Favorite professor: I would have to say Michael LeRoy, the Vice President for Academic Affairs and Dean of Faculty. He taught our Latin American Politics class the fall of my junior year, and he also traveled with the Central America Study Program during our time in Costa Rica. He teaches with a fortitude and passion to share with his students all that he has learned and seen in his life and travels. I believe the exact moment he became one of my favorite professors was right before he showed us the film Romero about Archbishop Oscar Romero's life and work in El Salvador. With tears forming in his eyes, he looked at each of us and told us how hard it was for him to have to teach us the painful parts of history. He'd rather not have to put us through that. But he has to, because we need to see it to understand and learn from mistakes so that we can make a better world for ourselves and others.
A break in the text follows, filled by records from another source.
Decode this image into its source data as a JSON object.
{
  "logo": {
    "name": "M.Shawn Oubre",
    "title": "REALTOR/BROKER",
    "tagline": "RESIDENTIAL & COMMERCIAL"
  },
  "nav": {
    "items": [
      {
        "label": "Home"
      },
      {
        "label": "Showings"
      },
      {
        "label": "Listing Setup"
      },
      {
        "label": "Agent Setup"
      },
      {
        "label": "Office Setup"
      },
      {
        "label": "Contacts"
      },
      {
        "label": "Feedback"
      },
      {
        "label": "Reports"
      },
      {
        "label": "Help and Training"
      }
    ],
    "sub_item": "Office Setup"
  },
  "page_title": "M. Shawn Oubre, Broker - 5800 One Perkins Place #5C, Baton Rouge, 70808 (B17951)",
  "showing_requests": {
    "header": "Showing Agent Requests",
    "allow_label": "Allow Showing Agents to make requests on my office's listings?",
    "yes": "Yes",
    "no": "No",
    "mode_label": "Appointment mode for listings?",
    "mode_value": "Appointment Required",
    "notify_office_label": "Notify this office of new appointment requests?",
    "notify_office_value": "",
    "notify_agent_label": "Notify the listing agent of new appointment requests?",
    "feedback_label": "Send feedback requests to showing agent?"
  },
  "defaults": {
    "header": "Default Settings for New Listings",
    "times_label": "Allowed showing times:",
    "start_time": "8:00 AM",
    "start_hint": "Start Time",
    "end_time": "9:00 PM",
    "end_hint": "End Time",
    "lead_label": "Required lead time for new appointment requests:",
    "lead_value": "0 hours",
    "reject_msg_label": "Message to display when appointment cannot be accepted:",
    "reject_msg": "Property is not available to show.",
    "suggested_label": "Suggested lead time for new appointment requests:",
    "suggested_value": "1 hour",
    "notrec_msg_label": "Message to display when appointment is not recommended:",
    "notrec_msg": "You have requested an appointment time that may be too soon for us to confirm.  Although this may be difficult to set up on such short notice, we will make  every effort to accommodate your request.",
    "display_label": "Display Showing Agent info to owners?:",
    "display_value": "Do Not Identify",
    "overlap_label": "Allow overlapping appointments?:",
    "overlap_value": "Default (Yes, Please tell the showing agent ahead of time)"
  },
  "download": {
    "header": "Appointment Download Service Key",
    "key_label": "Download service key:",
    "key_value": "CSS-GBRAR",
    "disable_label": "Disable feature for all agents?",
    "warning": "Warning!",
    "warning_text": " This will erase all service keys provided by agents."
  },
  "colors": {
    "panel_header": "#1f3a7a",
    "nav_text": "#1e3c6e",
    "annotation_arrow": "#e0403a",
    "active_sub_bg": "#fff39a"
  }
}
This heartfelt statement proved to me that Whitworth professors aren't just here to have a job, they desire from the depths of their hearts that students take something meaningful out of their classes and become passionate about it. This is why I believe Whitworth graduates are so successful—they've been inspired by the best.  

My best Whitworth moment or experience: The three traditiations I have been a part of—one as a freshman and two as leadership. I met some of my closest friends during this time! I cannot begin to explain the bonds and friendship that is formed over these couple of days at the beginning of the school year. It is so, so special—and so uniquely Whitworth. There's nothing quite like dorm pride—which at Whitworth means the beginning of a new family and a new place to call home.
Advice for incoming students: My freshmen year was an amazing time, and looking back, I wish I would have known how special and unique those moments were, times lived only once in a person's life. Take advantage of every second, from your parents embarrassing you in front of your new roommate as you move in to Mock Rock in the first few days of Traditiation. And laugh a lot. I wish that in all the hustle and bustle of meeting new people, I would have remembered to take time alone to reflect--to remember my purpose and calling and to extend gratefulness to God for the opportunity to be in such a great place.

How Whitworth is preparing me for graduate school or a career: Whitworth has, more than anything, allowed me space and inspired creativity to ask the hard questions and to really dig deep and discover what I'm passionate about and what talents I possess. I may not know exactly what my future holds—teaching English abroad, some sort of volunteer corps, graduate school for international development, working for a non-profit—but I trust a Creator who "knows the plans He has for me" (Jeremiah 29:11). Whitworth has taught me to believe in myself and in His guidance.